Y empezó a exponer su tesis. Yo no quería hablar de ese asunto, porque sólo de pensar que esa actriz tan encantadora, triste y alegre a la vez, podía haber sido asesinada, me arruinaría la comida. Sin embargo, creo que Halifax me comprende más que yo mismo. Creo que instintivamente sabe que para estimular los reflejos, grandes y pequeños, puede resultar tonificante contemplar una situación ajena, aunque se trate de algo horrendo, como en este caso. Si uno se enfrenta seriamente a sus propias posibilidades, puede meditar acerca de otros aspectos igualmente graves referidos a otro asunto.

Trataré de usar sus propias palabras. Después de todo, tengo credenciales: he escuchado al buen Halifax en suficientes ocasiones como para oír su voz cuando escribo acerca de él. Esta vez, estuvo más elocuente que nunca.

—En un principio estaba absolutamente convencido de que fue asesinada por una orden indirecta o directa de los Kennedy. No es difícil ponerle una inyección a una persona que confía en ti. Tanto Jack como Bobby podían haberle dicho: «Esta mezcla de vitaminas es dinamita pura. Obra milagros».

Kittredge, creo que es mejor que te explique que durante los últimos quince meses ésta ha sido la preocupación constante de Cal, y no sólo ha recogido toda la evidencia —por cierto limitada— que ha podido, como el informe del forense, sino que, como ha trabajado en Inteligencia toda la vida, ha transformado el caso de Marilyn Monroe en su afición.
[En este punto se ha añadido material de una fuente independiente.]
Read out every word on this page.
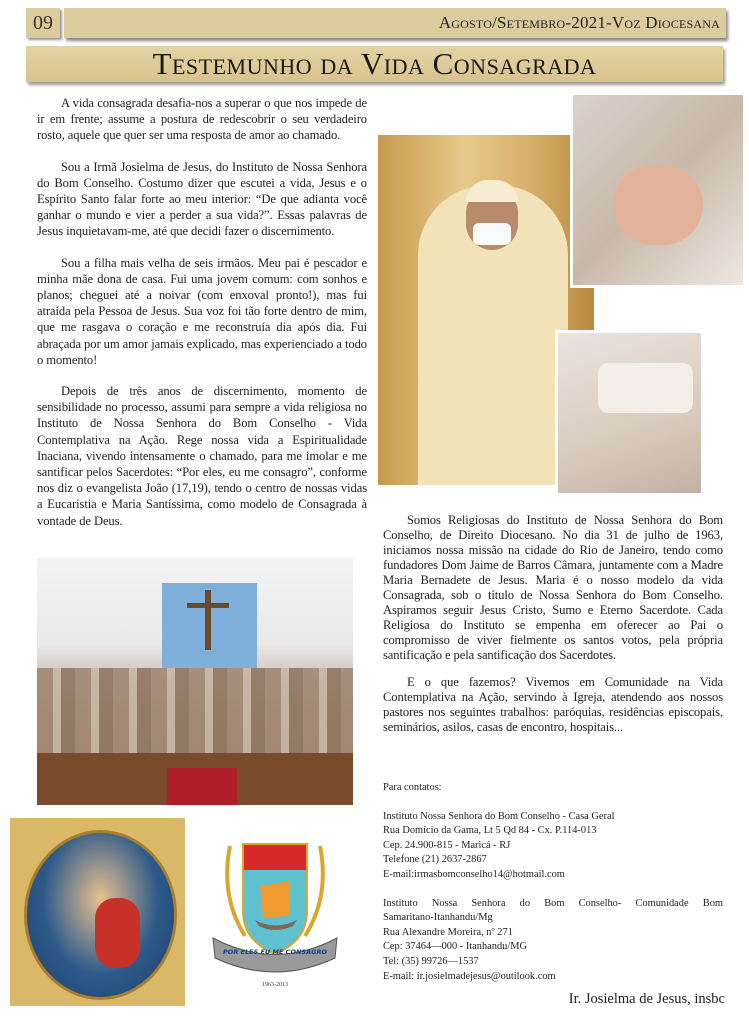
09	Agosto/Setembro-2021-Voz Diocesana
Testemunho da Vida Consagrada

A vida consagrada desafia-nos a superar o que nos impede de ir em frente; assume a postura de redescobrir o seu verdadeiro rosto, aquele que quer ser uma resposta de amor ao chamado.

Sou a Irmã Josielma de Jesus, do Instituto de Nossa Senhora do Bom Conselho. Costumo dizer que escutei a vida, Jesus e o Espírito Santo falar forte ao meu interior: “De que adianta você ganhar o mundo e vier a perder a sua vida?”. Essas palavras de Jesus inquietavam-me, até que decidi fazer o discernimento.

Sou a filha mais velha de seis irmãos. Meu pai é pescador e minha mãe dona de casa. Fui uma jovem comum: com sonhos e planos; cheguei até a noivar (com enxoval pronto!), mas fui atraída pela Pessoa de Jesus. Sua voz foi tão forte dentro de mim, que me rasgava o coração e me reconstruía dia após dia. Fui abraçada por um amor jamais explicado, mas experienciado a todo o momento!

Depois de três anos de discernimento, momento de sensibilidade no processo, assumi para sempre a vida religiosa no Instituto de Nossa Senhora do Bom Conselho - Vida Contemplativa na Ação. Rege nossa vida a Espiritualidade Inaciana, vivendo intensamente o chamado, para me imolar e me santificar pelos Sacerdotes: “Por eles, eu me consagro”, conforme nos diz o evangelista João (17,19), tendo o centro de nossas vidas a Eucaristia e Maria Santíssima, como modelo de Consagrada à vontade de Deus.	Somos Religiosas do Instituto de Nossa Senhora do Bom Conselho, de Direito Diocesano. No dia 31 de julho de 1963, iniciamos nossa missão na cidade do Rio de Janeiro, tendo como fundadores Dom Jaime de Barros Câmara, juntamente com a Madre Maria Bernadete de Jesus. Maria é o nosso modelo da vida Consagrada, sob o título de Nossa Senhora do Bom Conselho. Aspiramos seguir Jesus Cristo, Sumo e Eterno Sacerdote. Cada Religiosa do Instituto se empenha em oferecer ao Pai o compromisso de viver fielmente os santos votos, pela própria santificação e pela santificação dos Sacerdotes.

E o que fazemos? Vivemos em Comunidade na Vida Contemplativa na Ação, servindo à Igreja, atendendo aos nossos pastores nos seguintes trabalhos: paróquias, residências episcopais, seminários, asilos, casas de encontro, hospitais...

Para contatos:
Instituto Nossa Senhora do Bom Conselho - Casa Geral
Rua Domício da Gama, Lt 5 Qd 84 - Cx. P.114-013
Cep. 24.900-815 - Maricá - RJ
Telefone (21) 2637-2867
E-mail:irmasbomconselho14@hotmail.com
Instituto Nossa Senhora do Bom Conselho- Comunidade Bom
Samaritano-Itanhandu/Mg
Rua Alexandre Moreira, nº 271
Cep: 37464—000 - Itanhandu/MG
Tel: (35) 99726—1537
E-mail: ir.josielmadejesus@outilook.com
Ir. Josielma de Jesus, insbc
POR ELES EU ME CONSAGRO
1963-2013
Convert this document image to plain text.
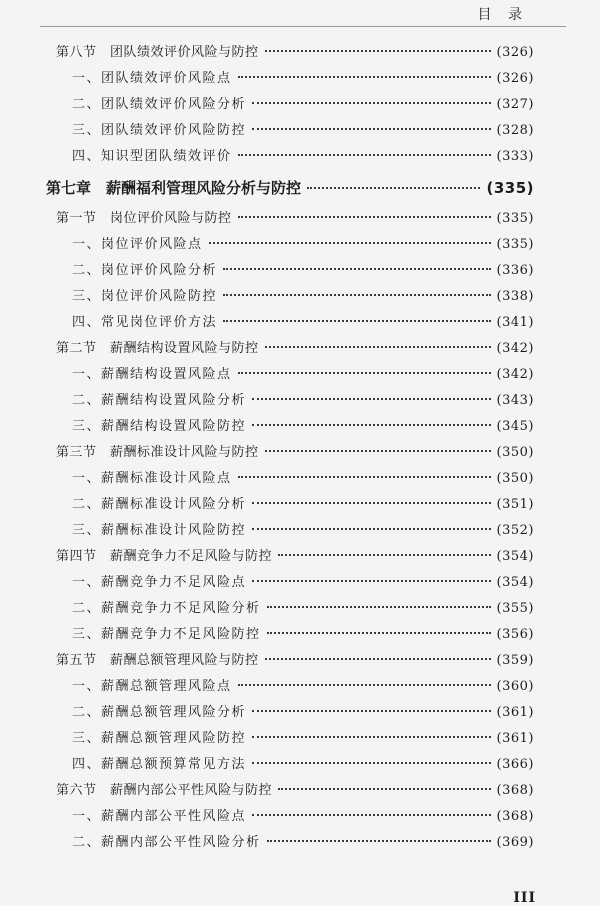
目 录
第八节　团队绩效评价风险与防控	(326)
一、团队绩效评价风险点	(326)
二、团队绩效评价风险分析	(327)
三、团队绩效评价风险防控	(328)
四、知识型团队绩效评价	(333)
第七章　薪酬福利管理风险分析与防控	(335)
第一节　岗位评价风险与防控	(335)
一、岗位评价风险点	(335)
二、岗位评价风险分析	(336)
三、岗位评价风险防控	(338)
四、常见岗位评价方法	(341)
第二节　薪酬结构设置风险与防控	(342)
一、薪酬结构设置风险点	(342)
二、薪酬结构设置风险分析	(343)
三、薪酬结构设置风险防控	(345)
第三节　薪酬标准设计风险与防控	(350)
一、薪酬标准设计风险点	(350)
二、薪酬标准设计风险分析	(351)
三、薪酬标准设计风险防控	(352)
第四节　薪酬竞争力不足风险与防控	(354)
一、薪酬竞争力不足风险点	(354)
二、薪酬竞争力不足风险分析	(355)
三、薪酬竞争力不足风险防控	(356)
第五节　薪酬总额管理风险与防控	(359)
一、薪酬总额管理风险点	(360)
二、薪酬总额管理风险分析	(361)
三、薪酬总额管理风险防控	(361)
四、薪酬总额预算常见方法	(366)
第六节　薪酬内部公平性风险与防控	(368)
一、薪酬内部公平性风险点	(368)
二、薪酬内部公平性风险分析	(369)
III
Me asegura que en el informe del forense todos los hechos indican que se trata de un asesinato. Para explicar el contenido de barbitúricos en la sangre, Marilyn debería de haber tomado por lo menos cincuenta cápsulas de Nembutol e hidrato clorhídrico, lo cual habría dejado en su estómago e intestino delgado un gran residuo, y no la pequeña cantidad que el forense encontró.